The current model of Pakistan’s old age support will not cope with the largest informal and family basis. By 2050, the population of 65 and older will almost double. To meet this challenge, a formal system must now be developed.
This includes increasing pension coverage, promoting private savings, and increasing financial inclusion. By 2023, less than 5.0 % of Pakistanis are included in any form of pensions, which is in danger of the majority in the latter. Initial action to regularize and enhance coverage – especially informal workers – can prevent financial tensions in the future.
Health investment is equally important. Currently, Pakistan allocates only 2.2 % of GDP for health – and most of the costs are focused on therapeutic rather than careful care. A change is essential by promoting health care, better nutrition, and physical activity to help older citizens stay dynamic and free.

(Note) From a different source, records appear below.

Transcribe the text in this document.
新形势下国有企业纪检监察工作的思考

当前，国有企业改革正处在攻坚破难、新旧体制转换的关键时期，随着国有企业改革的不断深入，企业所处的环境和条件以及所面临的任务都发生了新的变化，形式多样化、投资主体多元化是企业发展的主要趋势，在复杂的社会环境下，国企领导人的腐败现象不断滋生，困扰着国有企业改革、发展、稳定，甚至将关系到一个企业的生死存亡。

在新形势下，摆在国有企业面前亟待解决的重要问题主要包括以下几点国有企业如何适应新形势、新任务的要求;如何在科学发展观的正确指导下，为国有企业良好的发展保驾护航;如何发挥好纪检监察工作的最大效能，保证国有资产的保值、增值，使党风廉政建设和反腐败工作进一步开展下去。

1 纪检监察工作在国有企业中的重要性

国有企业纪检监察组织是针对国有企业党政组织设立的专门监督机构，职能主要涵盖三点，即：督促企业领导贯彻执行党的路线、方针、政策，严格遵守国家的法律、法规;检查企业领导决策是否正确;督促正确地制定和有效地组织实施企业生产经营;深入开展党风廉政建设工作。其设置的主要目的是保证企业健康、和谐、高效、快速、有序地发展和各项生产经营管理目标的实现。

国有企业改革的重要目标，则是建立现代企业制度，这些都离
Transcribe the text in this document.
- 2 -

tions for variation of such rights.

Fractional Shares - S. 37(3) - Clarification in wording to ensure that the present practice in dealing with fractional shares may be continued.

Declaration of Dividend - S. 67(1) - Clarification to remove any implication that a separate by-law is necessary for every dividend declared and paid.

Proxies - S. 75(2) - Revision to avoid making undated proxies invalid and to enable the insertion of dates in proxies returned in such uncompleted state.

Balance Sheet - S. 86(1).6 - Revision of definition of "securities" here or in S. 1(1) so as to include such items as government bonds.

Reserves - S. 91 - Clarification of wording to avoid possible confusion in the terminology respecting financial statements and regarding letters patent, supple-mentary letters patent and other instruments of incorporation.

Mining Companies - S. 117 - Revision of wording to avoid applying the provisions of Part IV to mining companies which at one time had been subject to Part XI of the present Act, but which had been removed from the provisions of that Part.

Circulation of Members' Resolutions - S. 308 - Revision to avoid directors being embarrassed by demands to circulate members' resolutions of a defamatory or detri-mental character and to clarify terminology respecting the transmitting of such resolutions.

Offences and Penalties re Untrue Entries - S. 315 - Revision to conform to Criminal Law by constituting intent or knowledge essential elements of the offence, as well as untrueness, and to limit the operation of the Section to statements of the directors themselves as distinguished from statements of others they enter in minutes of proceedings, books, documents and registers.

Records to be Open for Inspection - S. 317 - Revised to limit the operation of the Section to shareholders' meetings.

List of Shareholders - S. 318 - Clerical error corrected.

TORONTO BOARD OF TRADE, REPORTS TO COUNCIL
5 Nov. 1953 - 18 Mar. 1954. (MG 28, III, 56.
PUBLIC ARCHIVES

Significantly, Pakistan should tap its women’s unused capabilities. Participation in Women’s Labor Force – especially in urban services – will largely expand the economy’s production base. Similarly, rural youths, who often neglect digital and expertise measures, should be folded through mobile training centers, online education and rural enterprise centers.
The settlement changes are rarely suddenly – it moves like a slow maize, until it is too much to be too much, it is easier to neglect to deceive it. Pakistan still has time to work, but the window is closing.
Not only failing to pose the risks to eliminate the population of today’s youth, but also to expose the nation to a dangerous extent in the face of the financial and social burden of tomorrow’s aging population. Planning for settlement flexibility is no longer optional – this is a national mandatory.